George Rebane
I’m not sure that the tax deal announced by President Obama is all that much of a ‘victory’ for the Republicans. In fact, I think that the GOP may come out bamboozled by the progressives when this piece of sausage finally emerges from Congress.
Backing off a bit, it is beyond clear now that the 2009 ARRA (familiar to RR readers as the American Re-election and Redistribution Act) has failed big time. As JF Cogan and JB Taylor (‘The Obama Stimulus Impact? Zero’) report, data shows conclusively that “state and local government purchases of goods and services did not increase at all in response to the large ($862B) federal stimulus grants.” The arguments are easy to follow and conclude –
The bottom-line is the federal government borrowed funds from the public, transferred these funds to state and local governments, who then used the funds mainly to reduce borrowing from the public. The net impact on aggregate economic activity is zero,… .

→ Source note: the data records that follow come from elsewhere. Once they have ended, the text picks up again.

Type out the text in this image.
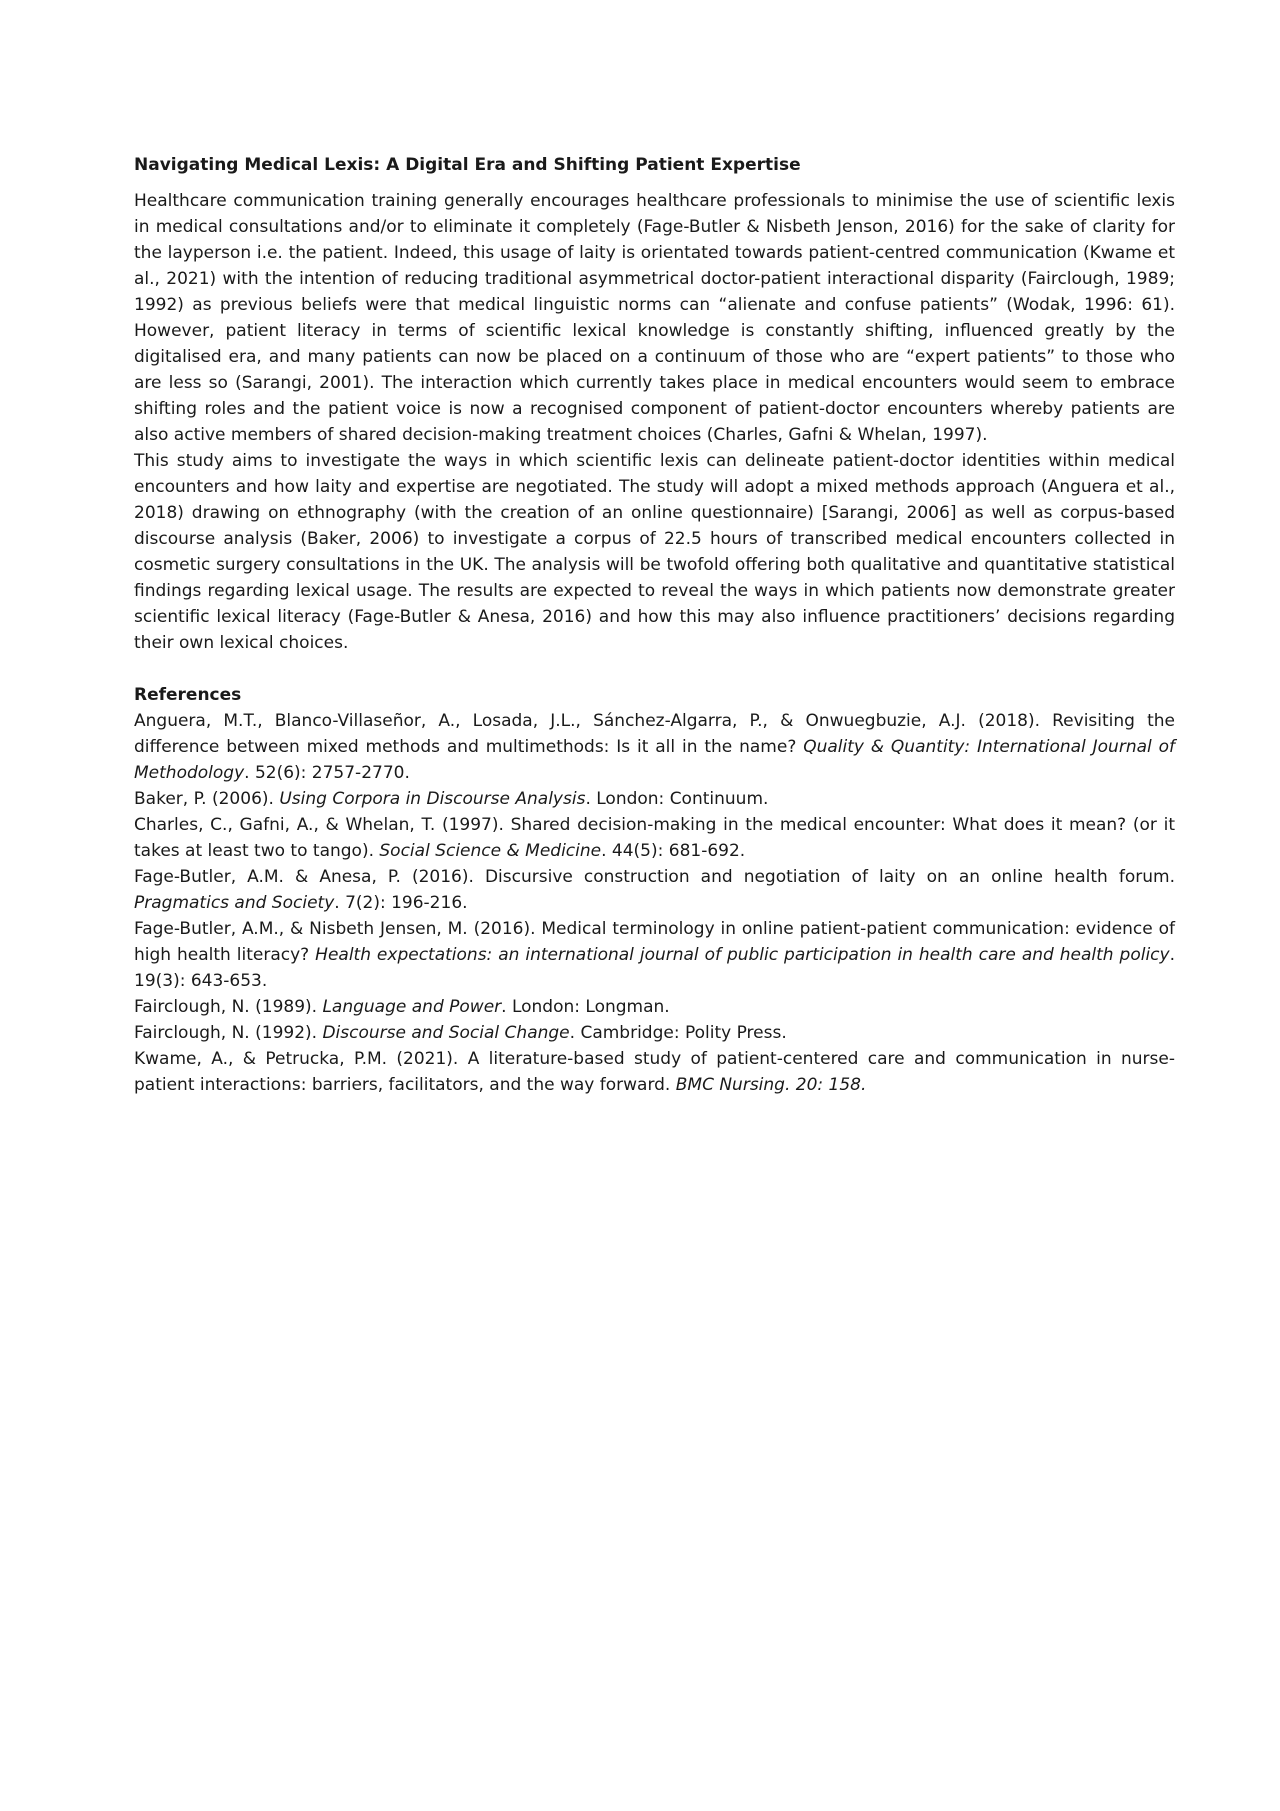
Navigating Medical Lexis: A Digital Era and Shifting Patient Expertise

Healthcare communication training generally encourages healthcare professionals to minimise the use of scientific lexis in medical consultations and/or to eliminate it completely (Fage-Butler & Nisbeth Jenson, 2016) for the sake of clarity for the layperson i.e. the patient. Indeed, this usage of laity is orientated towards patient-centred communication (Kwame et al., 2021) with the intention of reducing traditional asymmetrical doctor-patient interactional disparity (Fairclough, 1989; 1992) as previous beliefs were that medical linguistic norms can “alienate and confuse patients” (Wodak, 1996: 61). However, patient literacy in terms of scientific lexical knowledge is constantly shifting, influenced greatly by the digitalised era, and many patients can now be placed on a continuum of those who are “expert patients” to those who are less so (Sarangi, 2001). The interaction which currently takes place in medical encounters would seem to embrace shifting roles and the patient voice is now a recognised component of patient-doctor encounters whereby patients are also active members of shared decision-making treatment choices (Charles, Gafni & Whelan, 1997).

This study aims to investigate the ways in which scientific lexis can delineate patient-doctor identities within medical encounters and how laity and expertise are negotiated. The study will adopt a mixed methods approach (Anguera et al., 2018) drawing on ethnography (with the creation of an online questionnaire) [Sarangi, 2006] as well as corpus-based discourse analysis (Baker, 2006) to investigate a corpus of 22.5 hours of transcribed medical encounters collected in cosmetic surgery consultations in the UK. The analysis will be twofold offering both qualitative and quantitative statistical findings regarding lexical usage. The results are expected to reveal the ways in which patients now demonstrate greater scientific lexical literacy (Fage-Butler & Anesa, 2016) and how this may also influence practitioners’ decisions regarding their own lexical choices.

References

Anguera, M.T., Blanco-Villaseñor, A., Losada, J.L., Sánchez-Algarra, P., & Onwuegbuzie, A.J. (2018). Revisiting the difference between mixed methods and multimethods: Is it all in the name? Quality & Quantity: International Journal of Methodology. 52(6): 2757-2770.

Baker, P. (2006). Using Corpora in Discourse Analysis. London: Continuum.

Charles, C., Gafni, A., & Whelan, T. (1997). Shared decision-making in the medical encounter: What does it mean? (or it takes at least two to tango). Social Science & Medicine. 44(5): 681-692.

Fage-Butler, A.M. & Anesa, P. (2016). Discursive construction and negotiation of laity on an online health forum. Pragmatics and Society. 7(2): 196-216.

Fage-Butler, A.M., & Nisbeth Jensen, M. (2016). Medical terminology in online patient-patient communication: evidence of high health literacy? Health expectations: an international journal of public participation in health care and health policy. 19(3): 643-653.

Fairclough, N. (1989). Language and Power. London: Longman.

Fairclough, N. (1992). Discourse and Social Change. Cambridge: Polity Press.

Kwame, A., & Petrucka, P.M. (2021). A literature-based study of patient-centered care and communication in nurse-patient interactions: barriers, facilitators, and the way forward. BMC Nursing. 20: 158.
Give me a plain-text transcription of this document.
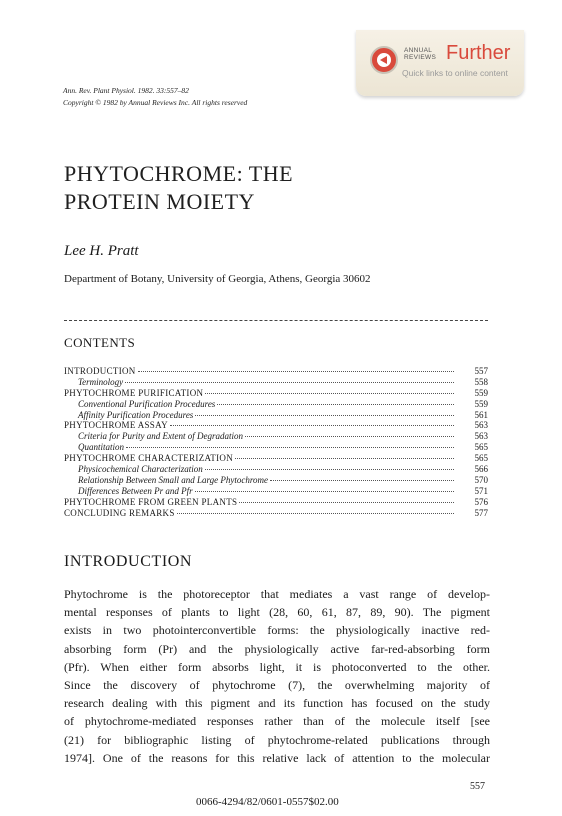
ANNUAL
REVIEWS Further
Quick links to online content
Ann. Rev. Plant Physiol. 1982. 33:557–82
Copyright © 1982 by Annual Reviews Inc. All rights reserved
PHYTOCHROME: THE
PROTEIN MOIETY
Lee H. Pratt
Department of Botany, University of Georgia, Athens, Georgia 30602
CONTENTS
INTRODUCTION	557
Terminology	558
PHYTOCHROME PURIFICATION	559
Conventional Purification Procedures	559
Affinity Purification Procedures	561
PHYTOCHROME ASSAY	563
Criteria for Purity and Extent of Degradation	563
Quantitation	565
PHYTOCHROME CHARACTERIZATION	565
Physicochemical Characterization	566
Relationship Between Small and Large Phytochrome	570
Differences Between Pr and Pfr	571
PHYTOCHROME FROM GREEN PLANTS	576
CONCLUDING REMARKS	577
INTRODUCTION
Phytochrome is the photoreceptor that mediates a vast range of develop-
mental responses of plants to light (28, 60, 61, 87, 89, 90). The pigment
exists in two photointerconvertible forms: the physiologically inactive red-
absorbing form (Pr) and the physiologically active far-red-absorbing form
(Pfr). When either form absorbs light, it is photoconverted to the other.
Since the discovery of phytochrome (7), the overwhelming majority of
research dealing with this pigment and its function has focused on the study
of phytochrome-mediated responses rather than of the molecule itself [see
(21) for bibliographic listing of phytochrome-related publications through
1974]. One of the reasons for this relative lack of attention to the molecular
557
0066-4294/82/0601-0557$02.00
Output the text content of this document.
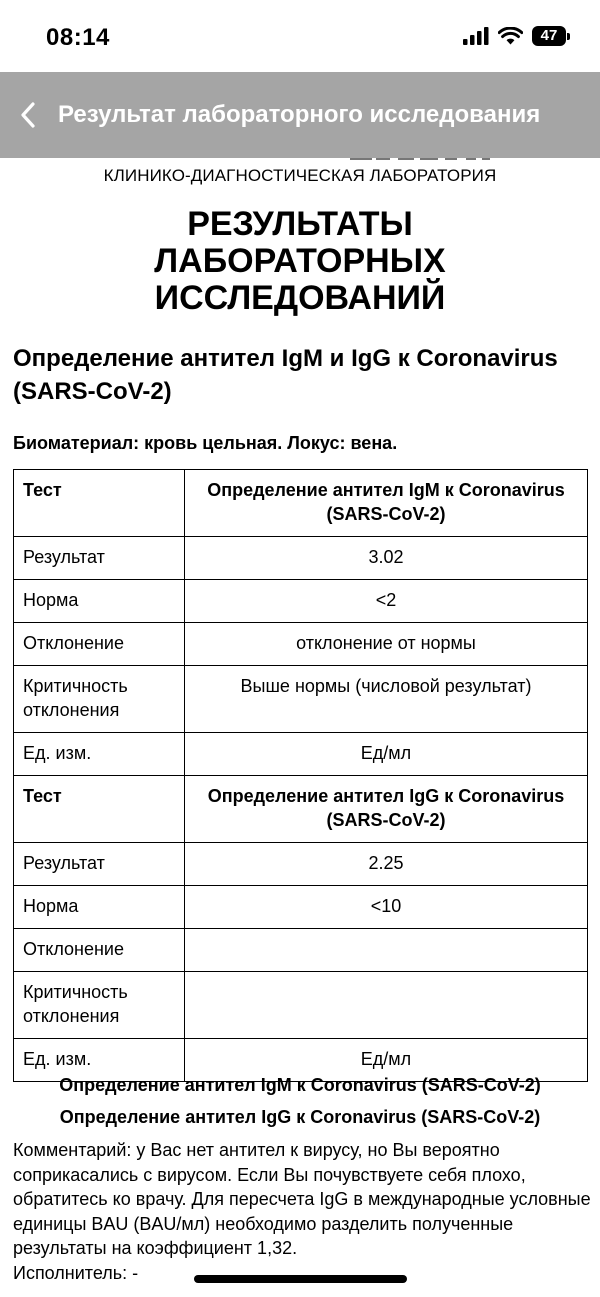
08:14	47
Результат лабораторного исследования
КЛИНИКО-ДИАГНОСТИЧЕСКАЯ ЛАБОРАТОРИЯ
РЕЗУЛЬТАТЫ
ЛАБОРАТОРНЫХ
ИССЛЕДОВАНИЙ
Определение антител IgM и IgG к Coronavirus (SARS-CoV-2)
Биоматериал: кровь цельная. Локус: вена.
Тест	Определение антител IgM к Coronavirus (SARS-CoV-2)
Результат	3.02
Норма	<2
Отклонение	отклонение от нормы
Критичность отклонения	Выше нормы (числовой результат)
Ед. изм.	Ед/мл
Тест	Определение антител IgG к Coronavirus (SARS-CoV-2)
Результат	2.25
Норма	<10
Отклонение	
Критичность отклонения	
Ед. изм.	Ед/мл
Определение антител IgM к Coronavirus (SARS-CoV-2)
Определение антител IgG к Coronavirus (SARS-CoV-2)
Комментарий: у Вас нет антител к вирусу, но Вы вероятно соприкасались с вирусом. Если Вы почувствуете себя плохо, обратитесь ко врачу. Для пересчета IgG в международные условные единицы BAU (BAU/мл) необходимо разделить полученные результаты на коэффициент 1,32.
Исполнитель: -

In light of these additional results, the left’s claim today that the stimulus packages were too small is ludicrous.
The truth of the ages remains the same. It is the generation and aggregation of capital, and its subsequent commitment under risk that creates jobs and grows an economy. As someone once asked, ‘When was the last time a poor person offered you a job?’ Without such aggregation we would all still be growing our own food and weaving cloth for our own clothes. It is the concentration of capital that finally let people specialize and become expert at providing a certain good or service that their neighbors needed, neighbors who then could use the time to do something else to provide for the common weal. (H/T to Chuck Asay cartoon for clarification.)
These are points that go beyond the ken of a socialist. Even the famous Lord Keynes did not understand the effects of taxing capital income. He demonstrated this by prescribing for Great Britain a post-war tax policy that stifled savings and growth for decades. The incentives to take the natural risk that comes with creating enterprises that hire people totally escaped him. When reminded of this, he dismissed it in high hubris by responding, “I doubt if people are often as actuarially minded as (such) calculation makes them.” Well, it turns out that they are and always have been.
The arguments made by TF Cooley and LE Ohanian (‘The Bush Tax Cuts Never Went Far Enough’) nail this down. People with money take more risk in starting companies and investing in them when they see a stable future in which their bets have a chance of surviving and prospering. Tax cuts on income, especially capital income, that are temporary and expire into God only knows what will follow, do not invite people to risk very much of their accrued wealth.
Given this, the two year extension of the Bush tax cuts is a lame kick of the can down the road. The prematurely celebratory Repubs are betting that in 2012 they can replace Obama and his road to global collectivism with something that will spur long-term economic growth. The Dems are betting that they can continue to create enough economic pain (‘don’t waste the crisis’), from what they will advertize as the ‘Republican Watch’, so that their promises of socialist paradise will again buy enough votes to keep their agenda on the front burner. Given the level of national debt/obligations, states in fiscal crisis, international assault on the dollar, and high unemployment, this wind is not blowing to the benefit of the conservatives or the country.